Episode 8 “Lost”
Stories from a Game Warden
Disclaimer: All names have been intentionally changed.
It was the coldest night of the year, and I was on land patrol in south Lake County in Central Florida. My plan for the night was to conduct a hidden surveillance of an open field in a wooded area of the county. The field was a perfect place for illegal night hunters to target as deer and wild hogs were known to venture out into the field. Poachers were known to drive down a desolate dirt road and shine a spotlight into the field. If they saw a deer or hog and the believed that the coast was clear, they would fire a shot at the animal(s).
I arrived at the field about 9:00 PM and hid my patrol truck. I settled in for a long night of surveillance with a thermos full of hot chocolate and a bag of Famous Amos chocolate chip cookies. I was close enough to the nearby Walt Disney World in Orlando to enjoy their nightly 9 PM fireworks show. I was “good to go” for the night and happy to be a Florida Game Warden.
After only a short wait, I could feel my body coming down with something. I was getting sick from the onset of the flu, and I was really feeling bad. I couldn’t take it any longer and left to go home to get some well needed rest and to use some sick leave. On the way home, I heard a call come out on my Sherriff’s Office radio channel about 2 canoes full of scouts who did not return home as planned. They were lost! Their location was on a creek which bordered the property that I lived on in North Lake County. Being sick with the flu didn’t stop me. I had to respond!
I arrived at the scene of the lost scouts at around 11:00 PM and went to the Sheriff’s Office Command Center bus which happened to be only 100 yards from the backdoor of my house. Fortunately, I had an intimate knowledge and access to all the private properties along both sides of the creek. For hours, I helped direct search parties and helicopters to the area in hopes of finding the lost scouts. I was running on adrenaline for hours with the hope that we could locate the scouts. I felt worse and worse with the passing of each minute as the flu was wearing me down.

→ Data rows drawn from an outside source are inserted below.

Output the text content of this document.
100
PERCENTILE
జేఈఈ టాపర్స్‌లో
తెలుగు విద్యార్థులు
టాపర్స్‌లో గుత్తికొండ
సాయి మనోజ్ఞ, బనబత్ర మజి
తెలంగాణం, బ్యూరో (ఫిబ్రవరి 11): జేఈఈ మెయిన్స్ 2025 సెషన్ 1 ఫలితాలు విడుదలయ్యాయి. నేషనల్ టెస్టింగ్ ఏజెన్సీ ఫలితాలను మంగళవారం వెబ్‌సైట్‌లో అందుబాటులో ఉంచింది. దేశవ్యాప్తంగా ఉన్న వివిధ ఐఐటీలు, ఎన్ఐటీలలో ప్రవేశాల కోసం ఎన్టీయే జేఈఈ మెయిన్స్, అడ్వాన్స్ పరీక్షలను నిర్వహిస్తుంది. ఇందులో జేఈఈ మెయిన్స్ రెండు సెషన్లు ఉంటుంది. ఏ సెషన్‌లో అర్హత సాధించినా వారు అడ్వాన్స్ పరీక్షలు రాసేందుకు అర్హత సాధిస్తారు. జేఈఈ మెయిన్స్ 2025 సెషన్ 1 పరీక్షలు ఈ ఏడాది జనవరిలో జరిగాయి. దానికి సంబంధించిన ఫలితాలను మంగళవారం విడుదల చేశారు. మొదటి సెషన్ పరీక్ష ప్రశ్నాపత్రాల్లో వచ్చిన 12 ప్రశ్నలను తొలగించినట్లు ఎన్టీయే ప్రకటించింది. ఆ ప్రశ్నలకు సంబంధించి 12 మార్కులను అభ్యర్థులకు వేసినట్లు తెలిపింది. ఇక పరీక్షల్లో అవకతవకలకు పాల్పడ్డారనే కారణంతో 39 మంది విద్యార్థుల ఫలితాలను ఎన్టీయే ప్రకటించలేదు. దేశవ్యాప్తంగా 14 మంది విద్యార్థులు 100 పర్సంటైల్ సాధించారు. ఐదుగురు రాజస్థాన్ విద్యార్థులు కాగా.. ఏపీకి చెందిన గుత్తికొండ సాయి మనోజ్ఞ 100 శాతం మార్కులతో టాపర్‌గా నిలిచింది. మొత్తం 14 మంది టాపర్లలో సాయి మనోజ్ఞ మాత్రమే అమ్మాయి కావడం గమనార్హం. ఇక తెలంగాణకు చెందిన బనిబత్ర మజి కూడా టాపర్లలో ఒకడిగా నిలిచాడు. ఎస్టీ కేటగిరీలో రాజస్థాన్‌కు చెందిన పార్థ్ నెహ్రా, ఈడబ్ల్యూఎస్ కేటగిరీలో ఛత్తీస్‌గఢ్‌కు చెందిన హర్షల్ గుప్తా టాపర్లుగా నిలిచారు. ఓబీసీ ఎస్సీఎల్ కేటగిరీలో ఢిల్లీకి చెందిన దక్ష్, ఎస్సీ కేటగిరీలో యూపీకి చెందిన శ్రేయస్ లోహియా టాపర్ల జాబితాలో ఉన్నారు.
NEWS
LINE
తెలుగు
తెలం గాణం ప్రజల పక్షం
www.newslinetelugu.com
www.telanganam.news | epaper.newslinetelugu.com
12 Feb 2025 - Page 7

It was closing in on 4:00 AM and the decision was made to suspend the search a few hours until daylight. The woods along the creek were so dense that searchers were having an impossible time of seeing anything. I notified my dispatch, and the plan was to resume with a fresh set of Wildlife Officers, Deputy Sheriffs, and searchers at sunrise. I was exhausted, I had come down with the full-blown flu. I asked the Command Center to knock on the door of my house to wake me up if there were any changes. I collapsed into bed with the flu and passed out.
I heard a loud noise that broke me out of a dead sleep. My phone was ringing. I answered the phone which was Lt. David White from my agency. He was rather upset with me about going home instead of searching for the lost scouts. I did my best to explain to him that the search was suspended until daylight and that I was only 100 yards from the command center. I also tried explaining that I was deathly sick, and Lt. White wasn’t hearing any of that. He ordered me back on scene and I walked back to the command center.

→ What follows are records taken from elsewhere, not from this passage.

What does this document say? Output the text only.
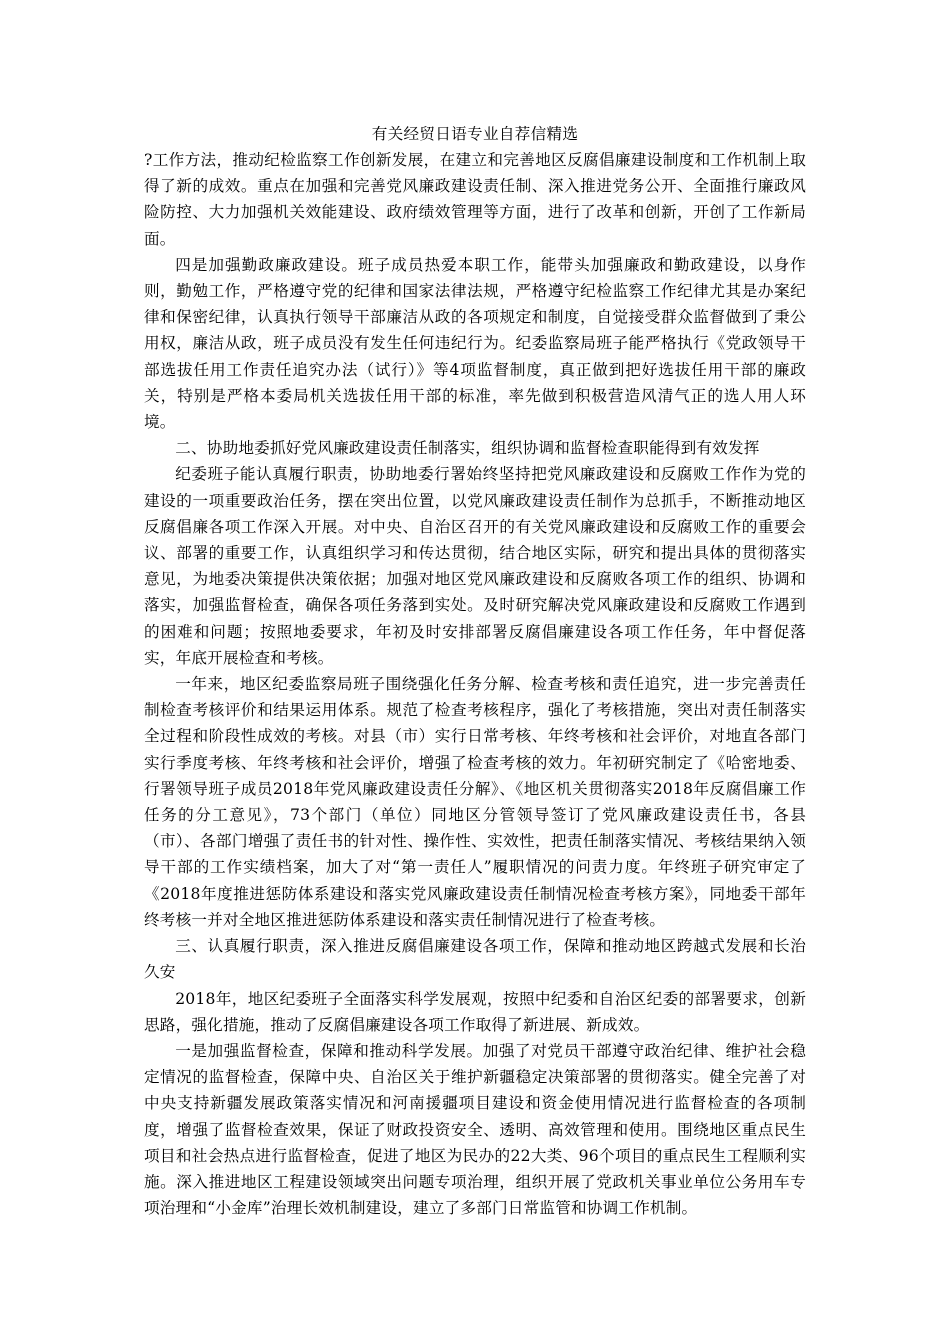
有关经贸日语专业自荐信精选

?工作方法，推动纪检监察工作创新发展，在建立和完善地区反腐倡廉建设制度和工作机制上取得了新的成效。重点在加强和完善党风廉政建设责任制、深入推进党务公开、全面推行廉政风险防控、大力加强机关效能建设、政府绩效管理等方面，进行了改革和创新，开创了工作新局面。

四是加强勤政廉政建设。班子成员热爱本职工作，能带头加强廉政和勤政建设，以身作则，勤勉工作，严格遵守党的纪律和国家法律法规，严格遵守纪检监察工作纪律尤其是办案纪律和保密纪律，认真执行领导干部廉洁从政的各项规定和制度，自觉接受群众监督做到了秉公用权，廉洁从政，班子成员没有发生任何违纪行为。纪委监察局班子能严格执行《党政领导干部选拔任用工作责任追究办法（试行）》等4项监督制度，真正做到把好选拔任用干部的廉政关，特别是严格本委局机关选拔任用干部的标准，率先做到积极营造风清气正的选人用人环境。

二、协助地委抓好党风廉政建设责任制落实，组织协调和监督检查职能得到有效发挥

纪委班子能认真履行职责，协助地委行署始终坚持把党风廉政建设和反腐败工作作为党的建设的一项重要政治任务，摆在突出位置，以党风廉政建设责任制作为总抓手，不断推动地区反腐倡廉各项工作深入开展。对中央、自治区召开的有关党风廉政建设和反腐败工作的重要会议、部署的重要工作，认真组织学习和传达贯彻，结合地区实际，研究和提出具体的贯彻落实意见，为地委决策提供决策依据；加强对地区党风廉政建设和反腐败各项工作的组织、协调和落实，加强监督检查，确保各项任务落到实处。及时研究解决党风廉政建设和反腐败工作遇到的困难和问题；按照地委要求，年初及时安排部署反腐倡廉建设各项工作任务，年中督促落实，年底开展检查和考核。

一年来，地区纪委监察局班子围绕强化任务分解、检查考核和责任追究，进一步完善责任制检查考核评价和结果运用体系。规范了检查考核程序，强化了考核措施，突出对责任制落实全过程和阶段性成效的考核。对县（市）实行日常考核、年终考核和社会评价，对地直各部门实行季度考核、年终考核和社会评价，增强了检查考核的效力。年初研究制定了《哈密地委、行署领导班子成员2018年党风廉政建设责任分解》、《地区机关贯彻落实2018年反腐倡廉工作任务的分工意见》，73个部门（单位）同地区分管领导签订了党风廉政建设责任书，各县（市）、各部门增强了责任书的针对性、操作性、实效性，把责任制落实情况、考核结果纳入领导干部的工作实绩档案，加大了对“第一责任人”履职情况的问责力度。年终班子研究审定了《2018年度推进惩防体系建设和落实党风廉政建设责任制情况检查考核方案》，同地委干部年终考核一并对全地区推进惩防体系建设和落实责任制情况进行了检查考核。

三、认真履行职责，深入推进反腐倡廉建设各项工作，保障和推动地区跨越式发展和长治久安

2018年，地区纪委班子全面落实科学发展观，按照中纪委和自治区纪委的部署要求，创新思路，强化措施，推动了反腐倡廉建设各项工作取得了新进展、新成效。

一是加强监督检查，保障和推动科学发展。加强了对党员干部遵守政治纪律、维护社会稳定情况的监督检查，保障中央、自治区关于维护新疆稳定决策部署的贯彻落实。健全完善了对中央支持新疆发展政策落实情况和河南援疆项目建设和资金使用情况进行监督检查的各项制度，增强了监督检查效果，保证了财政投资安全、透明、高效管理和使用。围绕地区重点民生项目和社会热点进行监督检查，促进了地区为民办的22大类、96个项目的重点民生工程顺利实施。深入推进地区工程建设领域突出问题专项治理，组织开展了党政机关事业单位公务用车专项治理和“小金库”治理长效机制建设，建立了多部门日常监管和协调工作机制。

We waited until sunrise and was back in action searching for the lost canoes full of scouts. I was waiting to be relieved by my partner when one of the search helicopters spotted a red object deep down in the swamp. I knew the exact location, so I responded immediately to private property which surrounded the impenetrable area. I drove my patrol truck as far as I could go then set out on foot to the reported area. In short order I located 2 canoes full of cold and wet scouts. I loaded the boys up in the back of my truck and headed out of the property to several ambulances that were waiting to treat the boys for possible hypothermia. Just as I met the ambulances, I was inundated with news crews and cameras from the top 3 major news networks from the Orlando area.
I dropped the kids off at the ambulances and headed home for a much-needed rest and recovery from the flu. I was glad that we found the kids and that I was able to help. More importantly all the children were treated and released back to their families without serious injury.
A few weeks later, I bumped into Lt. White while at our office. He told me that he saw me on the news and then went on to lecture me about going home during the search. I tried to once again explain that the search was suspended, that I was sick with the flu, and that I only lived steps from the search command center bus. He didn’t want to hear anything that I wanted to say and continued to lecture me about going home “during the search”.
I never did my job for praise or for the money. I always did my best. This was one of those times when I didn’t have anything left in the tank and I came up with a plan to press on while being sick. Fortunately, I was able to help, and the boys were successfully rescued without incident, and all were brought back to the safety of their waiting parents. That was good enough for me!
By Steve Wayne
About the Author:
Steve Wayne has spent 30 years as a Fish and Wildlife Officer in the state of Florida. Steve has worked in various roles and locations throughout the state and has promoted to the level of Area Captain supervising 30 officers in 3 counties. During his career, Steve was selected as the State Wildlife Officer of the Year and 16 years later was selected as the Statewide Investigator of the Year by both his agency and from the State Law Enforcement Chief’s Association. In 2019, Steve was part of the Florida Fish and Wildlife Port Investigations team which received national honors as Team of the Year.